USCIS Chief-Designate Appears to Be East Coast Version of Mayorkas

The man destined to replace Alejandro Mayorkas (now deputy secretary of DHS) as head of USCIS might be regarded as an East Coast version of his predecessor.

Leon Rodriguez, currently director of the Department of Health and Human Services Office for Civil Rights, has been nominated by the president to succeed Mayorkas in the main USCIS job; no date has been set yet for his confirmation hearing.

The parallels between the two men are almost eerie: both are of Cuban descent, both are lawyers, and both are Democrats who held political appointments prior to coming to USCIS. But that’s not all: both are fluent in Spanish, both went to Catholic law schools (Loyola for Mayorkas, Boston College for Rodriguez), both served as assistant U.S. attorneys, and both have strong political connections (Democratic), but neither’s resume indicates a try for electoral office and neither, before coming to USCIS, had much to do with immigration.

Mayorkas, at 54, appears to be a couple of years older than Rodriquez. Were they involved in a sibling rivalry, Rodriquez would point out that he went to an Ivy League school (Brown) as Mayorkas did not, and that Rodriguez’ resume mentions fluent French, which his predecessor’s does not. Mayorkas, however, could claim that he had a presidential appointment (as U.S. attorney for Central California) more than a decade before Rodriquez got one.

Interestingly, while Mayorkas’ Cuban connection is all over his published government biography, and frequently mentioned in his own speeches, Rodriguez’s Cuban ties are not. They pop up, however, in an earlier health policy publication.

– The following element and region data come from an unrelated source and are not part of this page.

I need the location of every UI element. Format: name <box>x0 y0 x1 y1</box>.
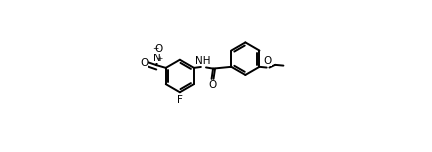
Text: O: O <box>208 80 216 90</box>
Text: O: O <box>154 44 162 54</box>
Text: F: F <box>177 95 183 105</box>
Text: O: O <box>264 56 272 66</box>
Text: +: + <box>156 56 163 62</box>
Text: O: O <box>140 58 148 68</box>
Text: N: N <box>153 53 161 63</box>
Text: NH: NH <box>195 56 211 66</box>
Text: −: − <box>152 46 159 52</box>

Rodriquez, if confirmed, would be the fourth consecutive Cuban-American to hold the job. The first two, under the George W. Bush administration, were Eduardo Aguirre and Emilio Gonzalez, both of them, like Mayorkas, were born in Cuba. Rodriguez was born to then-recent Cuban emigrants in Brooklyn. I have not seen this reported by the media.

After serving as an assistant district attorney in Brooklyn (that’s a state, not a federal position), Rodriquez moved to the U.S. attorney’s staff in Pittsburgh, winding up as the first assistant there. He also was in private practice, and from 2007 through 2010 he was the County Attorney for Montgomery County, Md., a Democratic stronghold. He held political positions in the Obama Justice and DHHS departments before his current nomination.

According to reporting by Kenric Ward, Washington correspondent for, Rodriguez’ nomination faces Republican opposition for this position, as it did three years earlier when Obama nominated him to be head of the Wage-Hour Administration in the Labor Department, only to withdraw the nomination later.

In the interim, since Mayorkas was confirmed as DHD deputy secretary, the acting head of USCIS has been Lori Scialabba, the agency’s deputy director, and a career government attorney.